JAYAPURA, (timikabisnis.com)– Upaya pemberdayaan masyarakat berbasis komoditas lokal kembali menunjukkan hasil positif. PT PLN (Persero) Unit Induk Wilayah Papua dan Papua Barat sukses meraih penghargaan tertinggi Platinum Alignment dalam ajang Nusantara CSR Awards 2026.
Pengakuan ini diberikan atas program peningkatan kualitas dan produksi Kopi Tiom di Kabupaten Lanny Jaya, wilayah yang dikenal sebagai salah satu sentra kopi di Papua Pegunungan.
Program tersebut berfokus pada pembangunan fasilitas dome (kubah) untuk pengeringan kopi, yang menjadi solusi atas tantangan pascapanen yang selama ini dihadapi petani.

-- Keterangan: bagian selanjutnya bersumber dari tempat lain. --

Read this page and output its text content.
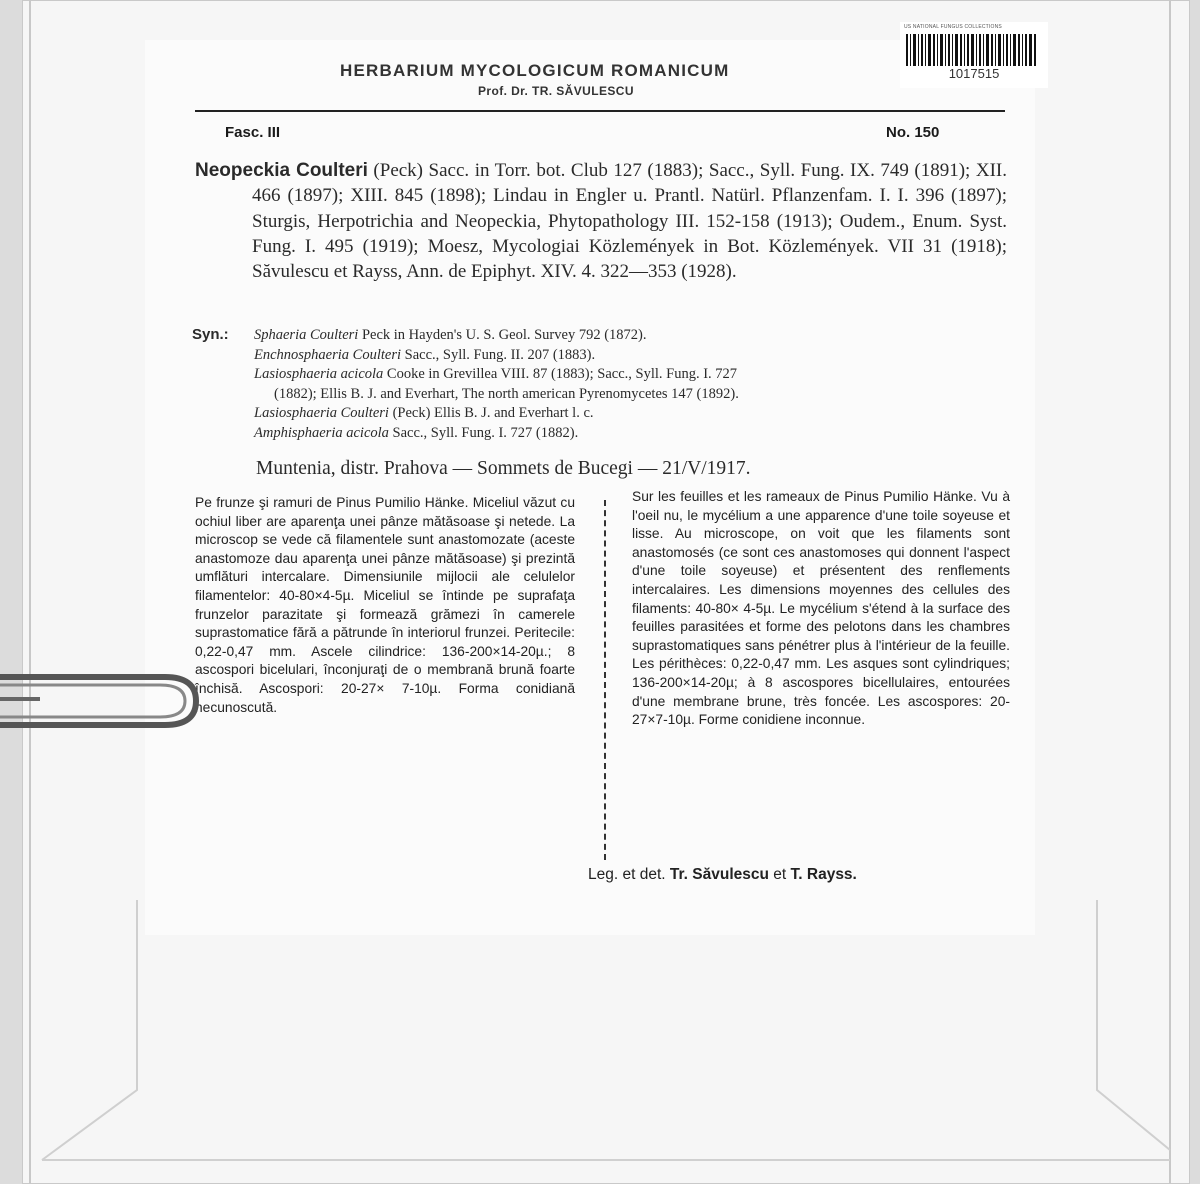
US NATIONAL FUNGUS COLLECTIONS
1017515
HERBARIUM MYCOLOGICUM ROMANICUM
Prof. Dr. TR. SĂVULESCU
Fasc. III	No. 150
Neopeckia Coulteri (Peck) Sacc. in Torr. bot. Club 127 (1883); Sacc., Syll. Fung. IX. 749 (1891); XII. 466 (1897); XIII. 845 (1898); Lindau in Engler u. Prantl. Natürl. Pflanzenfam. I. I. 396 (1897); Sturgis, Herpotrichia and Neopeckia, Phytopathology III. 152-158 (1913); Oudem., Enum. Syst. Fung. I. 495 (1919); Moesz, Mycologiai Közlemények in Bot. Közlemények. VII 31 (1918); Săvulescu et Rayss, Ann. de Epiphyt. XIV. 4. 322—353 (1928).
Syn.: Sphaeria Coulteri Peck in Hayden's U. S. Geol. Survey 792 (1872).
Enchnosphaeria Coulteri Sacc., Syll. Fung. II. 207 (1883).
Lasiosphaeria acicola Cooke in Grevillea VIII. 87 (1883); Sacc., Syll. Fung. I. 727
(1882); Ellis B. J. and Everhart, The north american Pyrenomycetes 147 (1892).
Lasiosphaeria Coulteri (Peck) Ellis B. J. and Everhart l. c.
Amphisphaeria acicola Sacc., Syll. Fung. I. 727 (1882).
Muntenia, distr. Prahova — Sommets de Bucegi — 21/V/1917.
Pe frunze şi ramuri de Pinus Pumilio Hänke. Miceliul văzut cu ochiul liber are aparenţa unei pânze mătăsoase şi netede. La microscop se vede că filamentele sunt anastomozate (aceste anastomoze dau aparenţa unei pânze mătăsoase) şi prezintă umflături intercalare. Dimensiunile mijlocii ale celulelor filamentelor: 40-80×4-5µ. Miceliul se întinde pe suprafaţa frunzelor parazitate şi formează grămezi în camerele suprastomatice fără a pătrunde în interiorul frunzei. Peritecile: 0,22-0,47 mm. Ascele cilindrice: 136-200×14-20µ.; 8 ascospori bicelulari, înconjuraţi de o membrană brună foarte închisă. Ascospori: 20-27× 7-10µ. Forma conidiană necunoscută.
Sur les feuilles et les rameaux de Pinus Pumilio Hänke. Vu à l'oeil nu, le mycélium a une apparence d'une toile soyeuse et lisse. Au microscope, on voit que les filaments sont anastomosés (ce sont ces anastomoses qui donnent l'aspect d'une toile soyeuse) et présentent des renflements intercalaires. Les dimensions moyennes des cellules des filaments: 40-80× 4-5µ. Le mycélium s'étend à la surface des feuilles parasitées et forme des pelotons dans les chambres suprastomatiques sans pénétrer plus à l'intérieur de la feuille. Les périthèces: 0,22-0,47 mm. Les asques sont cylindriques; 136-200×14-20µ; à 8 ascospores bicellulaires, entourées d'une membrane brune, très foncée. Les ascospores: 20-27×7-10µ. Forme conidiene inconnue.
Leg. et det. Tr. Săvulescu et T. Rayss.
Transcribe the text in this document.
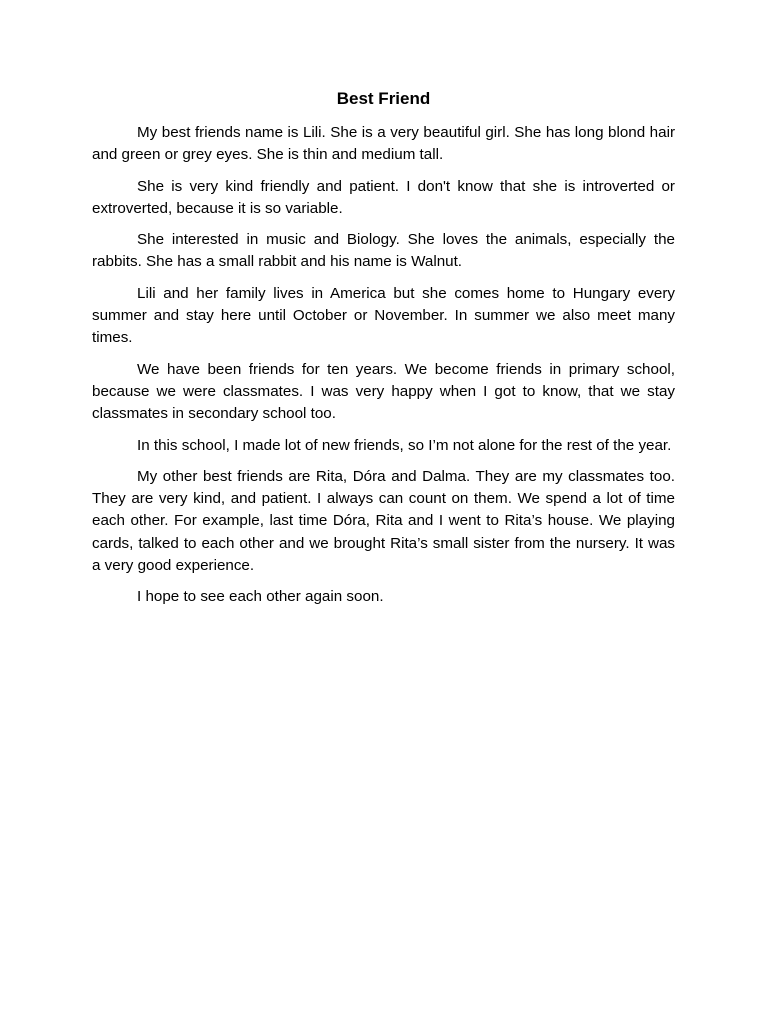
Best Friend

My best friends name is Lili. She is a very beautiful girl. She has long blond hair and green or grey eyes. She is thin and medium tall.

She is very kind friendly and patient. I don't know that she is introverted or extroverted, because it is so variable.

She interested in music and Biology. She loves the animals, especially the rabbits. She has a small rabbit and his name is Walnut.

Lili and her family lives in America but she comes home to Hungary every summer and stay here until October or November. In summer we also meet many times.

We have been friends for ten years. We become friends in primary school, because we were classmates. I was very happy when I got to know, that we stay classmates in secondary school too.

In this school, I made lot of new friends, so I’m not alone for the rest of the year.

My other best friends are Rita, Dóra and Dalma. They are my classmates too. They are very kind, and patient. I always can count on them. We spend a lot of time each other. For example, last time Dóra, Rita and I went to Rita’s house. We playing cards, talked to each other and we brought Rita’s small sister from the nursery. It was a very good experience.

I hope to see each other again soon.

Inisiatif ini juga mencakup pelatihan manajemen usaha dan pendampingan intensif bagi kelompok tani, sehingga mereka mampu menghasilkan kopi dengan kualitas yang lebih konsisten dan berdaya saing tinggi.
Ajang penghargaan yang digagas oleh La Tofi School of Social Responsibility ini menggunakan pendekatan penilaian berbasis La Tofi ESG Rating yang diperkuat oleh Corporate Economic Protection Index (CEPI).
Melalui metode ini, efektivitas program CSR diukur dari kontribusinya dalam melindungi nilai ekonomi perusahaan sekaligus memberikan dampak nyata bagi masyarakat.
Program Kopi Tiom bahkan dinobatkan sebagai CEPI Champion Candidate dengan skor 2,76, yang mencerminkan bahwa setiap investasi CSR mampu memberikan perlindungan nilai ekonomi hampir tiga kali lipat.
Capaian ini menegaskan bahwa pendekatan CSR yang terarah dapat menjadi instrumen strategis dalam pembangunan ekonomi lokal.
Chairman La Tofi School of Social Responsibility, La Tofi, menegaskan pentingnya standar baru dalam pengukuran CSR.
” Melalui CEPI, keberhasilan CSR kini dapat diukur secara konkret, yakni dari seberapa besar nilai ekonomi yang mampu dilindungi dan diperkuat,” ujarnya melalui keterangan rilis pada Sabtu (11/4/2026).
General Manager PLN UIW Papua dan Papua Barat, Diksi Erfani Umar, menyampaikan bahwa program ini bukan sekadar bantuan jangka pendek, melainkan bagian dari strategi membangun kemandirian ekonomi masyarakat.
Ia menekankan bahwa penguatan rantai nilai kopi lokal menjadi kunci agar produk Papua mampu bersaing di pasar yang lebih luas.
Selain keberhasilan program, Diksi juga memperoleh pengakuan individu sebagai salah satu dari 100 Manager Program Terbaik Indonesia 2026 dengan predikat Platinum Leader Performance.
Penghargaan ini diberikan atas kepemimpinannya dalam memastikan setiap program berjalan efektif dan memberikan dampak nyata di lapangan.
Menutup pernyataannya, Diksi berkomitmen untuk senantiasa menjaga dampak positif atas keberlanjutan program tersebut.
” Kami ingin memastikan bahwa setiap langkah yang dilakukan tidak hanya berdampak hari ini, tetapi juga menjadi fondasi ekonomi yang kuat dan berkelanjutan bagi masyarakat Papua di masa depan,” tandasnya. (Lyddia Bahy).